O documento, de 99 páginas, ainda não traz detalhes sobre a proposta econômica a ser feita aos credores financeiros para quem a empresa deve mais de R$ 65 bilhões e foi visto como “genérico” por alguns dos credores. “Há muita coisa a ser depurada”, observou o mesmo advogado.

No documento, a empresa também deixa implícito que esses detalhes serão alinhados com os credores ao longo dos próximos dias, de forma a buscar uma fórmula que garanta a adesão dos detentores de mais de 50% dos créditos listados – portanto, sujeitos à RE.

Para a apresentação do pedido, com a versão inicial do plano, a empresa necessitava de um terço de aprovação. Obteve, segundo o documento, uma expressiva marca de 47,2%, o que representa mais de R$ 30,7 bilhões em créditos.

A lista de credores signatários traz 17 apoios, entre grandes casas bancárias e sete grupos de bondholders (detentores de títulos da dívida da companhia em dólares).

Segundo descrito na petição, eles aderiram ao processo “sob a premissa fundamental e motivo determinante de que, na data da sentença de homologação, terá sido negociado, elaborado e apresentado nos autos, nos termos deste plano, um plano atualizado”.

Este novo documento deve esclarecer as minúcias da reestruturação das dívidas, que devem incluir troca de títulos atuais por outros de novas emissões, conversão de dívidas em ações, capitalização, desconto e até reorganizações societárias.

Todas essas possibilidades estão previstas na petição, que deixa aberto um amplo leque de possibilidades a sere colocadas na mesa de negociações.

“Risco Belagrícola”

Outro ponto salientado por especialistas que analisaram os documentos protocolados pela Raízen é o fato de a companhia ter optado utilizar o recurso da RE para reestruturar apenas os créditos quirografários, aqueles sem garantias reais, associados a agentes do mercado de capitais.

Com isso, a empresa buscou preservar a relação com fornecedores de cana e de serviços associados à sua operação, que ficaria preservada. “A notícia deu um alívio para os fornecedores de cana”, disse ao AgFeed um dos maiores produtores parceiros da Raízen.

Houve, entretanto, quem enxergasse um componente de risco no modelo de reestruturação escolhido pela companhia, que decidiu colocar como requerentes, em um mesmo pacote, todas as companhias do grupo, inclusive as registradas fora do país.

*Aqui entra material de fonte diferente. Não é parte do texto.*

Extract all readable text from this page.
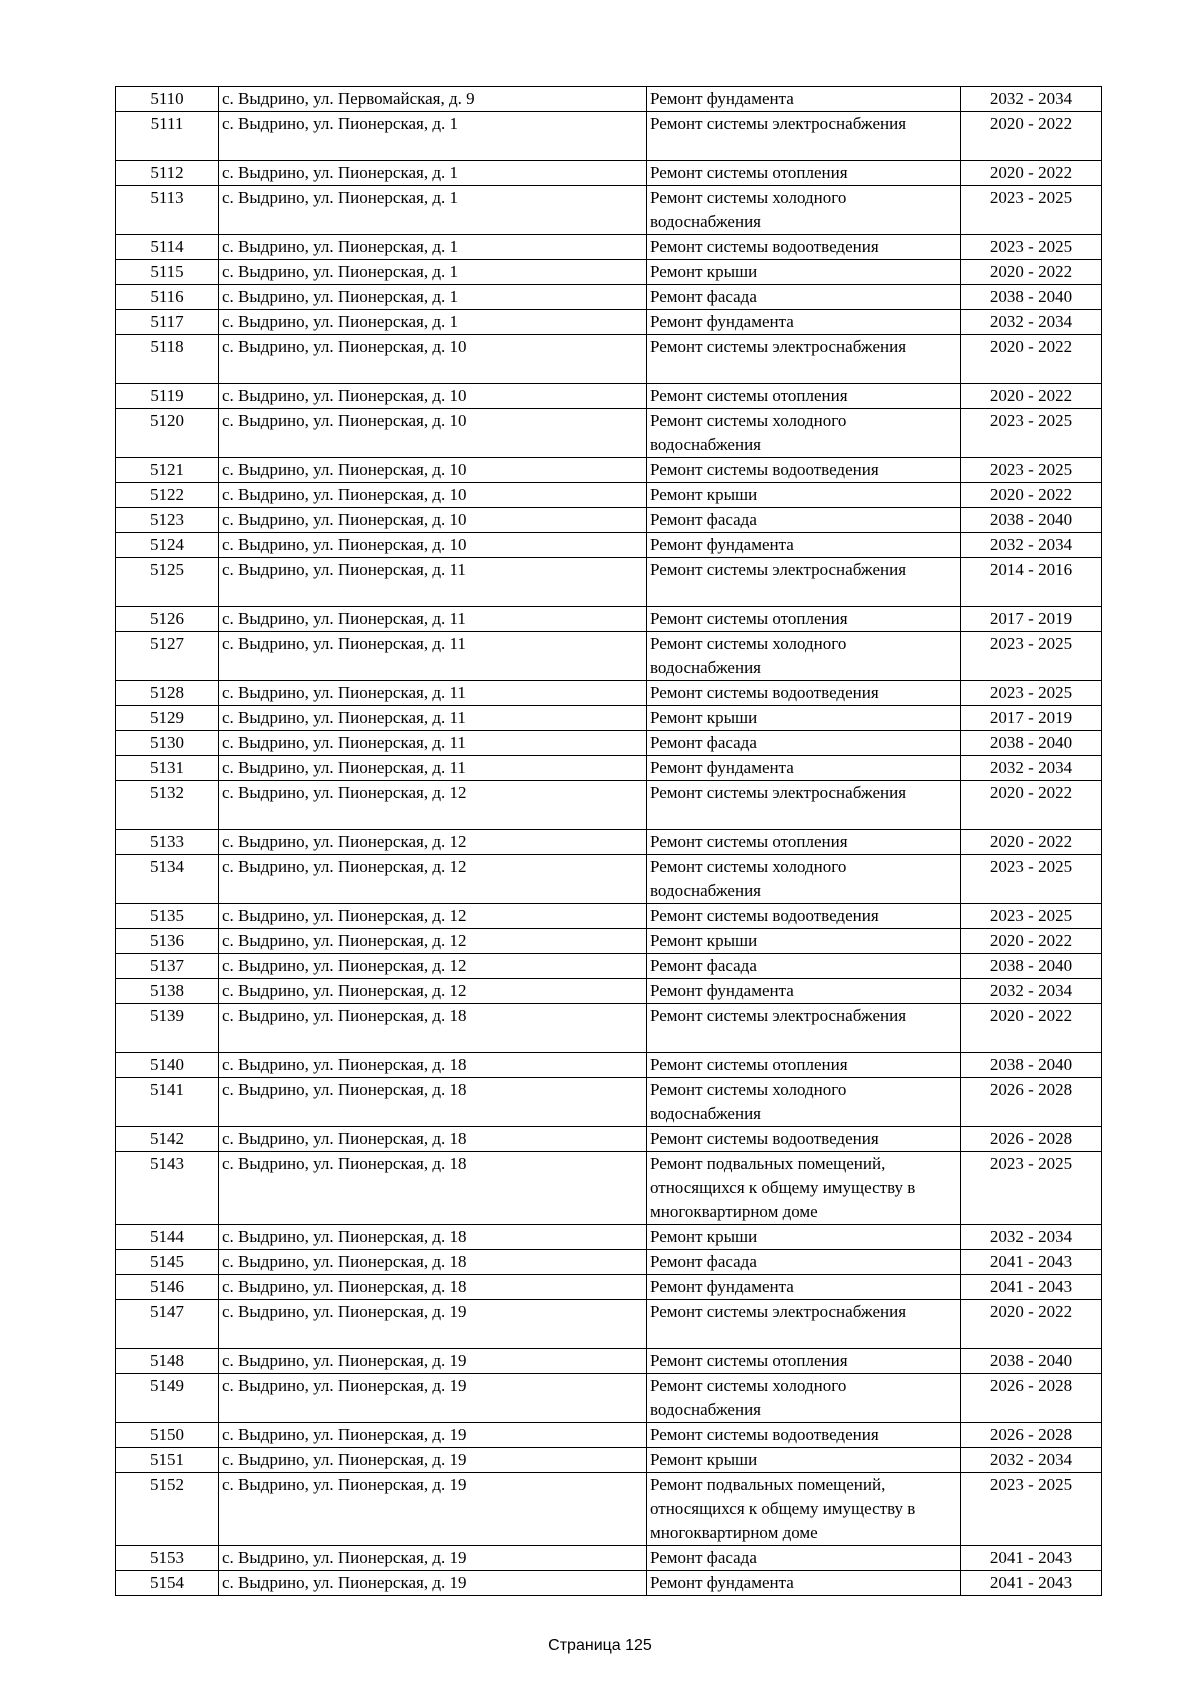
5110	с. Выдрино, ул. Первомайская, д. 9	Ремонт фундамента	2032 - 2034
5111	с. Выдрино, ул. Пионерская, д. 1	Ремонт системы электроснабжения	2020 - 2022
5112	с. Выдрино, ул. Пионерская, д. 1	Ремонт системы отопления	2020 - 2022
5113	с. Выдрино, ул. Пионерская, д. 1	Ремонт системы холодного водоснабжения	2023 - 2025
5114	с. Выдрино, ул. Пионерская, д. 1	Ремонт системы водоотведения	2023 - 2025
5115	с. Выдрино, ул. Пионерская, д. 1	Ремонт крыши	2020 - 2022
5116	с. Выдрино, ул. Пионерская, д. 1	Ремонт фасада	2038 - 2040
5117	с. Выдрино, ул. Пионерская, д. 1	Ремонт фундамента	2032 - 2034
5118	с. Выдрино, ул. Пионерская, д. 10	Ремонт системы электроснабжения	2020 - 2022
5119	с. Выдрино, ул. Пионерская, д. 10	Ремонт системы отопления	2020 - 2022
5120	с. Выдрино, ул. Пионерская, д. 10	Ремонт системы холодного водоснабжения	2023 - 2025
5121	с. Выдрино, ул. Пионерская, д. 10	Ремонт системы водоотведения	2023 - 2025
5122	с. Выдрино, ул. Пионерская, д. 10	Ремонт крыши	2020 - 2022
5123	с. Выдрино, ул. Пионерская, д. 10	Ремонт фасада	2038 - 2040
5124	с. Выдрино, ул. Пионерская, д. 10	Ремонт фундамента	2032 - 2034
5125	с. Выдрино, ул. Пионерская, д. 11	Ремонт системы электроснабжения	2014 - 2016
5126	с. Выдрино, ул. Пионерская, д. 11	Ремонт системы отопления	2017 - 2019
5127	с. Выдрино, ул. Пионерская, д. 11	Ремонт системы холодного водоснабжения	2023 - 2025
5128	с. Выдрино, ул. Пионерская, д. 11	Ремонт системы водоотведения	2023 - 2025
5129	с. Выдрино, ул. Пионерская, д. 11	Ремонт крыши	2017 - 2019
5130	с. Выдрино, ул. Пионерская, д. 11	Ремонт фасада	2038 - 2040
5131	с. Выдрино, ул. Пионерская, д. 11	Ремонт фундамента	2032 - 2034
5132	с. Выдрино, ул. Пионерская, д. 12	Ремонт системы электроснабжения	2020 - 2022
5133	с. Выдрино, ул. Пионерская, д. 12	Ремонт системы отопления	2020 - 2022
5134	с. Выдрино, ул. Пионерская, д. 12	Ремонт системы холодного водоснабжения	2023 - 2025
5135	с. Выдрино, ул. Пионерская, д. 12	Ремонт системы водоотведения	2023 - 2025
5136	с. Выдрино, ул. Пионерская, д. 12	Ремонт крыши	2020 - 2022
5137	с. Выдрино, ул. Пионерская, д. 12	Ремонт фасада	2038 - 2040
5138	с. Выдрино, ул. Пионерская, д. 12	Ремонт фундамента	2032 - 2034
5139	с. Выдрино, ул. Пионерская, д. 18	Ремонт системы электроснабжения	2020 - 2022
5140	с. Выдрино, ул. Пионерская, д. 18	Ремонт системы отопления	2038 - 2040
5141	с. Выдрино, ул. Пионерская, д. 18	Ремонт системы холодного водоснабжения	2026 - 2028
5142	с. Выдрино, ул. Пионерская, д. 18	Ремонт системы водоотведения	2026 - 2028
5143	с. Выдрино, ул. Пионерская, д. 18	Ремонт подвальных помещений, относящихся к общему имуществу в многоквартирном доме	2023 - 2025
5144	с. Выдрино, ул. Пионерская, д. 18	Ремонт крыши	2032 - 2034
5145	с. Выдрино, ул. Пионерская, д. 18	Ремонт фасада	2041 - 2043
5146	с. Выдрино, ул. Пионерская, д. 18	Ремонт фундамента	2041 - 2043
5147	с. Выдрино, ул. Пионерская, д. 19	Ремонт системы электроснабжения	2020 - 2022
5148	с. Выдрино, ул. Пионерская, д. 19	Ремонт системы отопления	2038 - 2040
5149	с. Выдрино, ул. Пионерская, д. 19	Ремонт системы холодного водоснабжения	2026 - 2028
5150	с. Выдрино, ул. Пионерская, д. 19	Ремонт системы водоотведения	2026 - 2028
5151	с. Выдрино, ул. Пионерская, д. 19	Ремонт крыши	2032 - 2034
5152	с. Выдрино, ул. Пионерская, д. 19	Ремонт подвальных помещений, относящихся к общему имуществу в многоквартирном доме	2023 - 2025
5153	с. Выдрино, ул. Пионерская, д. 19	Ремонт фасада	2041 - 2043
5154	с. Выдрино, ул. Пионерская, д. 19	Ремонт фундамента	2041 - 2043
Страница 125
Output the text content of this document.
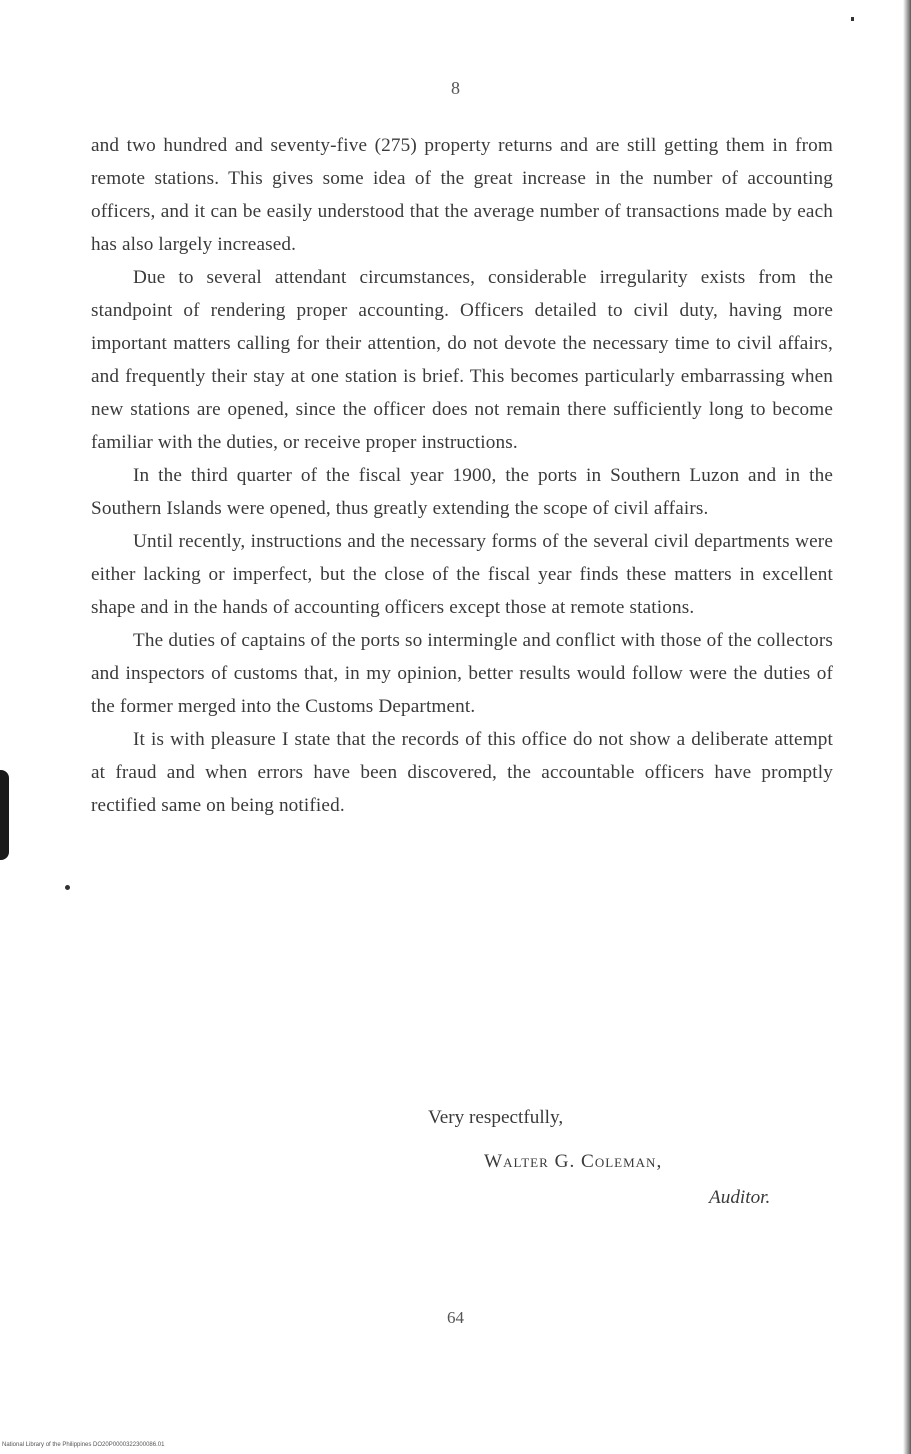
8

and two hundred and seventy-five (275) property returns and are still getting them in from remote stations. This gives some idea of the great increase in the number of accounting officers, and it can be easily understood that the average number of transactions made by each has also largely increased.

Due to several attendant circumstances, considerable irregularity exists from the standpoint of rendering proper accounting. Officers detailed to civil duty, having more important matters calling for their attention, do not devote the necessary time to civil affairs, and frequently their stay at one station is brief. This becomes particularly embarrassing when new stations are opened, since the officer does not remain there sufficiently long to become familiar with the duties, or receive proper instructions.

In the third quarter of the fiscal year 1900, the ports in Southern Luzon and in the Southern Islands were opened, thus greatly extending the scope of civil affairs.

Until recently, instructions and the necessary forms of the several civil departments were either lacking or imperfect, but the close of the fiscal year finds these matters in excellent shape and in the hands of accounting officers except those at remote stations.

The duties of captains of the ports so intermingle and conflict with those of the collectors and inspectors of customs that, in my opinion, better results would follow were the duties of the former merged into the Customs Department.

It is with pleasure I state that the records of this office do not show a deliberate attempt at fraud and when errors have been discovered, the accountable officers have promptly rectified same on being notified.

Very respectfully,
Walter G. Coleman,
Auditor.
64
National Library of the Philippines DO20P0000322300086.01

Assim, ela apresenta um plano único, que considera os devedores como uma única entidade.

A companhia segue, assim, o mesmo procedimento da Lavoro e da Belagrícola, que fizeram a RE consolidada das empresas de seu grupo econômico. A primeira, que corre em São Paulo, não teve percalços.

A segunda, no Paraná, teve seu pedido contestado pela Justiça, que determinou que ela optasse entre a conversão da RE em recuperação judicial ou pela elaboração de propostas de RE separadas para cada empresa.

“Na Belagrícola, eles fizeram pedidos expressos para consolidar todas as empresas. Isso faria com que se concentrasse passivos e ativos num bolo só, que seria estruturado por um plano único”, diz o advogado de um grande escritório paulista.

Já a Raízen não deixou clara essa intenção de consolidar, falando apenas em grupo econômico, sem deixar expressa a intenção da consolidação. A questão, segundo o advogado, é que não há uma jurisprudência clara e que, ao analisar o pedido, o juiz pode seguir por um ou outro entendimento.

“Haveria uma possibilidade de um credor questionar, por exemplo, se cada uma das empresas requerentes tem, individualmente, o quórum mínimo de adesão ao plano. É isso que deu problema na Belagricola”, analisou.